The commission outwardly concluded that, “in no instance did political pressure cause them [intelligence officials] to skew or alter any of their analytical judgment.” The very next sentence contradicts this assessment. “That said, it is hard to deny the conclusion that intelligence agencies worked in an environment that did not encourage skepticism about the conventional wisdom.”

This conventional wisdom was sought, crafted and manipulated by the administration.
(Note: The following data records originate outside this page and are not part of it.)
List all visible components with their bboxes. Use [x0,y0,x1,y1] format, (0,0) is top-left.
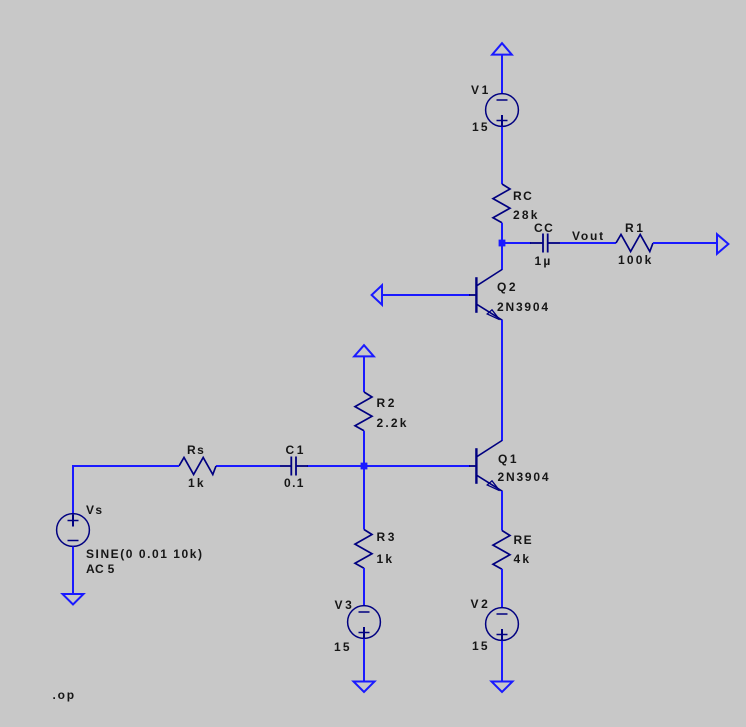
value 2N3904 of Q1 [498,471,551,483]
label Vs [86,504,103,516]
value 100k of R1 [618,254,654,266]
wire CC to R1 (net Vout) [560,242,616,244]
wire node to CC [502,242,531,244]
resistor RE [493,531,510,570]
value SINE of Vs [86,548,204,560]
wire V2 to ground [501,641,503,682]
spice directive .op [53,689,76,701]
label V2 [471,598,491,610]
value 1u of CC [535,255,553,267]
power flag VCC top [492,43,512,54]
voltage source V3 [348,606,381,639]
value 0.1 of C1 [284,477,305,489]
net label Vout [572,230,605,242]
ground flag under V3 [354,682,375,693]
capacitor C1 [279,457,308,476]
voltage source V1 [486,94,519,127]
wire Rs to C1 [216,465,280,467]
resistor Rs [179,458,216,475]
wire Q1 emitter to RE [501,491,503,531]
resistor R1 [616,235,653,252]
voltage source V2 [486,608,519,641]
value 2.2k of R2 [377,417,409,429]
label C1 [286,444,307,456]
wire C1 to node [307,465,364,467]
label RC [513,190,533,202]
capacitor CC [530,234,561,253]
label Rs [187,444,205,456]
wire RE to V2 [501,569,503,608]
wire R2 to base node [363,431,365,466]
output port flag (right arrow) [717,234,728,254]
label RE [514,534,533,546]
label CC [534,222,554,234]
wire flag to V1 [501,55,503,94]
wire V1 to RC [501,127,503,184]
wire flag to R2 [363,356,365,392]
value 15 of V1 [472,121,490,133]
value 2N3904 of Q2 [497,301,550,313]
label Q2 [497,281,518,293]
ground flag under Vs [63,594,84,605]
value 15 of V3 [334,641,352,653]
value 28k of RC [513,209,540,221]
resistor RC [493,184,510,223]
junction base node [361,463,368,470]
label V3 [335,599,355,611]
wire Vs to ground [72,547,74,595]
transistor Q2 2N3904 [469,270,502,321]
label R3 [377,531,398,543]
ground flag under V2 [492,682,513,693]
input port flag at Q2 base (left arrow) [372,285,382,305]
label V1 [471,84,491,96]
value AC 5 of Vs [86,563,115,575]
label R2 [377,397,398,409]
wire node to R3 [363,466,365,530]
resistor R3 [355,530,372,569]
wire R1 to output pin [653,242,717,244]
label R1 [625,222,646,234]
wire R3 to V3 [363,568,365,606]
junction node Vc [499,240,506,247]
value 4k of RE [514,553,532,565]
wire node to Q1 base [364,465,470,467]
wire flag to Q2 base [382,294,470,296]
wire Q2 emitter to Q1 collector [501,320,503,441]
value 15 of V2 [472,640,490,652]
wire RC to node [501,223,503,270]
resistor R2 [355,392,372,431]
wire V3 to ground [363,639,365,682]
value 1k of Rs [188,477,206,489]
transistor Q1 2N3904 [469,441,502,492]
value 1k of R3 [377,553,395,565]
voltage source Vs [57,514,90,547]
power flag above R2 [354,345,374,356]
wire Vs corner to Rs [73,466,179,514]
label Q1 [498,453,519,465]
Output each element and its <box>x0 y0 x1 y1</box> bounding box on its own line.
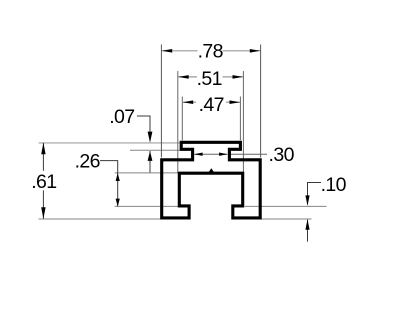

Since dissenting opinion did not compliment the administration’s presupposed ideological assumptions of American foreign pre-eminence, it was conventionally expunged.
A quick reminder for the forgetful: In January of 2004, George W. Bush’s former treasury secretary, Paul O’Neill disclosed that the Bush administration had been planning an Iraqi regime change “from the very beginning.” According to O’Neill, “Saddam was topic ‘A’ ten days after the inauguration.” O’Neill’s remarks are consistent with the ideological outlook of the President’s closest advisors.

Back in 2000, as members of the neoconservative Project for the New American Century, current Secretary of Defense Donald Rumsfeld and former Deputy Secretary Paul Wolfowitz (the brains of the Iraqi invasion), signed onto a “Rebuilding America’s Defenses: Strategies, Forces and Resources for A New Century” memo, counseling America to “play a more permanent role in Gulf regional security.” The document suggested that, “while the unresolved conflict with Iraq provides the immediate justification, the need for substantial American force presence in the Gulf transcends the issue of the regime of Saddam Hussein.” In 1998, Wolfowitz urged President Clinton to brand removal of Saddam “the aim of American foreign policy.”